Авруцкий покачал головой.
– К сожалению, нет. А вдруг все происходящее – это совпадения?
– Послушайте, Игорь Михайлович, – решительно начал я. – Невооруженным глазом видно, что вы сочувствуете девочке, – так давайте поможем ей. Вы расскажете все, что знаете о Лещиновых и о Тане, а мы попробуем поймать террориста и тем самым отведем от нее все подозрения. Многие в России пострадали от террора. Мне не передать, что творилось в Петербурге – убийства и взрывы! – так что даже император Николай Александрович во время смуты уехал с семьей из Зимнего в Царское Село. У Петра Аркадьевича Столыпина во время теракта на даче ранило трехлетнего сына, а дочка на всю жизнь осталась хромоножкой. Давайте сделаем так, чтобы опасный террорист болтался на виселице и Танечке некого было бояться!
Авруцкий бросил недокуренную папиросу в пепельницу с драконом и обхватил рельефный лоб левой рукой.

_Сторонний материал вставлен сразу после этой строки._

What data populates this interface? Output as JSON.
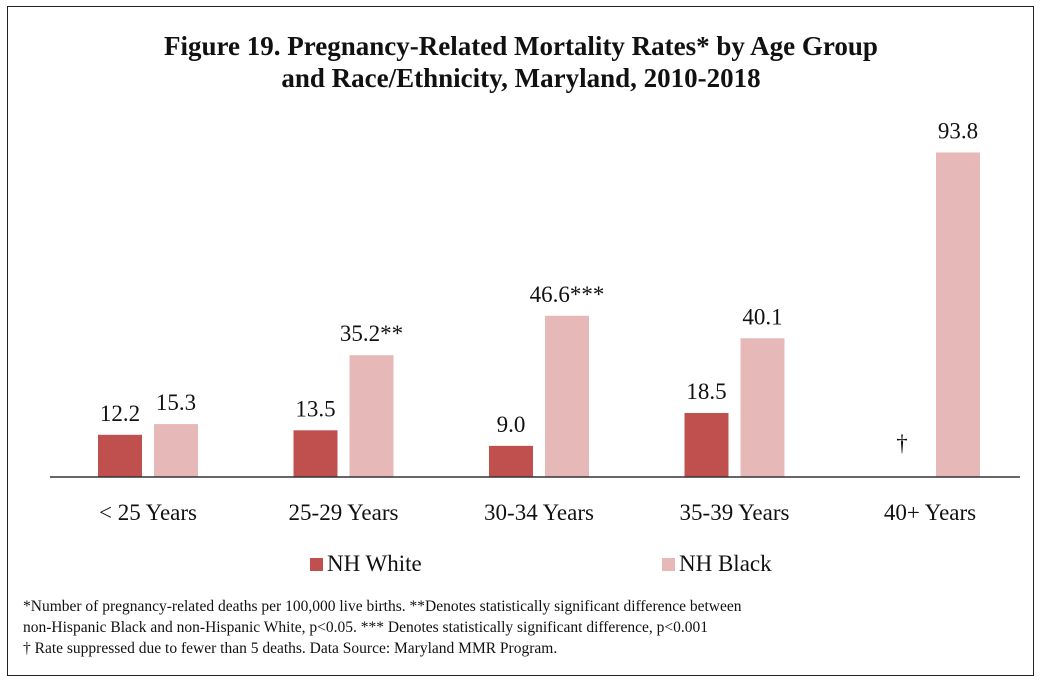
{
  "chart_data": {
    "type": "bar",
    "title_line1": "Figure 19. Pregnancy-Related Mortality Rates* by Age Group",
    "title_line2": "and Race/Ethnicity, Maryland, 2010-2018",
    "categories": [
      "< 25 Years",
      "25-29 Years",
      "30-34 Years",
      "35-39 Years",
      "40+ Years"
    ],
    "series": [
      {
        "name": "NH White",
        "color": "#c0504d",
        "values": [
          12.2,
          13.5,
          9.0,
          18.5,
          null
        ],
        "labels": [
          "12.2",
          "13.5",
          "9.0",
          "18.5",
          "†"
        ]
      },
      {
        "name": "NH Black",
        "color": "#e6b9b8",
        "values": [
          15.3,
          35.2,
          46.6,
          40.1,
          93.8
        ],
        "labels": [
          "15.3",
          "35.2**",
          "46.6***",
          "40.1",
          "93.8"
        ]
      }
    ],
    "ylim": [
      0,
      100
    ],
    "grid": false,
    "legend_position": "bottom"
  },
  "footnotes": [
    "*Number of pregnancy-related deaths per 100,000 live births. **Denotes statistically significant difference between",
    "non-Hispanic Black and non-Hispanic White, p<0.05. *** Denotes statistically significant difference, p<0.001",
    "† Rate suppressed due to fewer than 5 deaths. Data Source: Maryland MMR Program."
  ]
}
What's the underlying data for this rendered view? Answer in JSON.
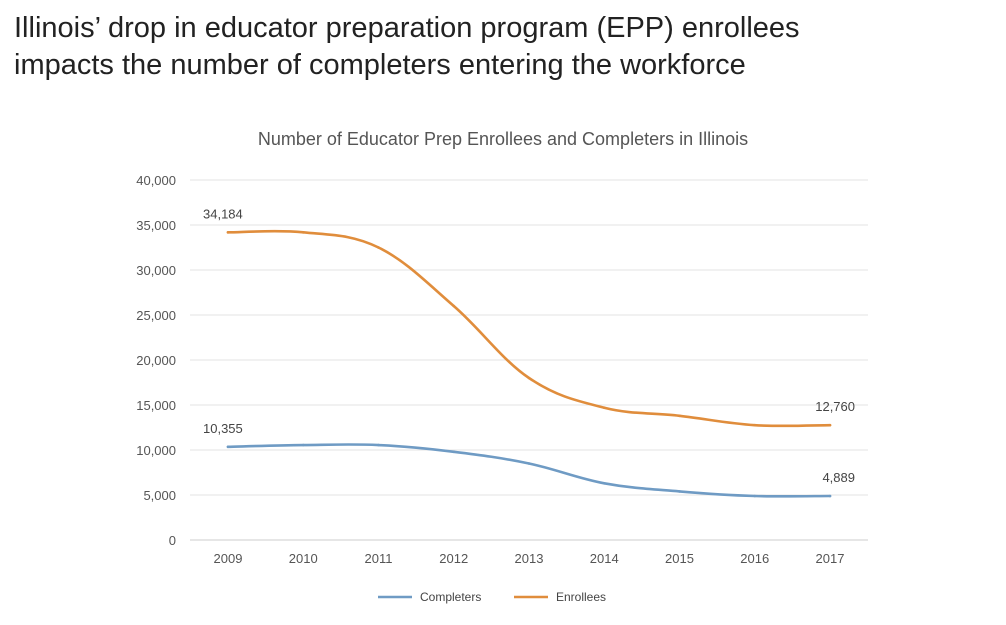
{
  "headline": {
    "line1": "Illinois’ drop in educator preparation program (EPP) enrollees",
    "line2": "impacts the number of completers entering the workforce"
  },
  "chart_data": {
    "type": "line",
    "title": "Number of Educator Prep Enrollees and Completers in Illinois",
    "xlabel": "",
    "ylabel": "",
    "categories": [
      "2009",
      "2010",
      "2011",
      "2012",
      "2013",
      "2014",
      "2015",
      "2016",
      "2017"
    ],
    "ylim": [
      0,
      40000
    ],
    "yticks": [
      0,
      5000,
      10000,
      15000,
      20000,
      25000,
      30000,
      35000,
      40000
    ],
    "ytick_labels": [
      "0",
      "5,000",
      "10,000",
      "15,000",
      "20,000",
      "25,000",
      "30,000",
      "35,000",
      "40,000"
    ],
    "grid": true,
    "legend_position": "bottom",
    "series": [
      {
        "name": "Completers",
        "color": "#6f9bc4",
        "values": [
          10355,
          10550,
          10550,
          9800,
          8500,
          6300,
          5400,
          4889,
          4889
        ],
        "labels": [
          {
            "index": 0,
            "text": "10,355"
          },
          {
            "index": 8,
            "text": "4,889"
          }
        ]
      },
      {
        "name": "Enrollees",
        "color": "#e08d3c",
        "values": [
          34184,
          34184,
          32500,
          26000,
          18000,
          14700,
          13800,
          12760,
          12760
        ],
        "labels": [
          {
            "index": 0,
            "text": "34,184"
          },
          {
            "index": 8,
            "text": "12,760"
          }
        ]
      }
    ]
  }
}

– Ненавижу, – выдавил он. – Ненавижу их!.. Хорошо, я расскажу: эти ироды убили половину моей души.
Игорь Михайлович откинулся на спинку стула и начал свою исповедь.
– Итак: меня выгнали из Томска, а здесь я встретился с Сережей Лещиновым, моим хорошим приятелем. Дело в том, что даже в крупных городах есть определенные круги, общество, в котором вращаешься. Лещинов к этому времени уже обзавелся семьей, и у него родились две чудесные девочки-близняшки. Тут я познакомился с его женой Анастасией Николаевной. Поначалу мы редко с ней встречались – она была занята маленькими дочками, но прошли годы, и однажды Сергей предложил нам компанией съездить в Столбы на лошадях. Столбы – яркая местная достопримечательность, которой гордятся все красноярцы: это восточные отроги Саянских гор, поросшие пихтовыми лесами. Кроме целебного воздуха там много потрясающих видов природы и, конечно, всякого дикого зверья. Мне попалась очень норовистая лошадка, поэтому моя иноходь была предметом шуток в течение всего путешествия, и тогда я заметил, как красиво и заразительно смеется Анастасия Николаевна. С этих пор я старался почаще встречаться с нею, и, надо сказать, Сережа никогда мне в этом не препятствовал; напротив – был рад, что мы так подружились. Да и девочки меня любили…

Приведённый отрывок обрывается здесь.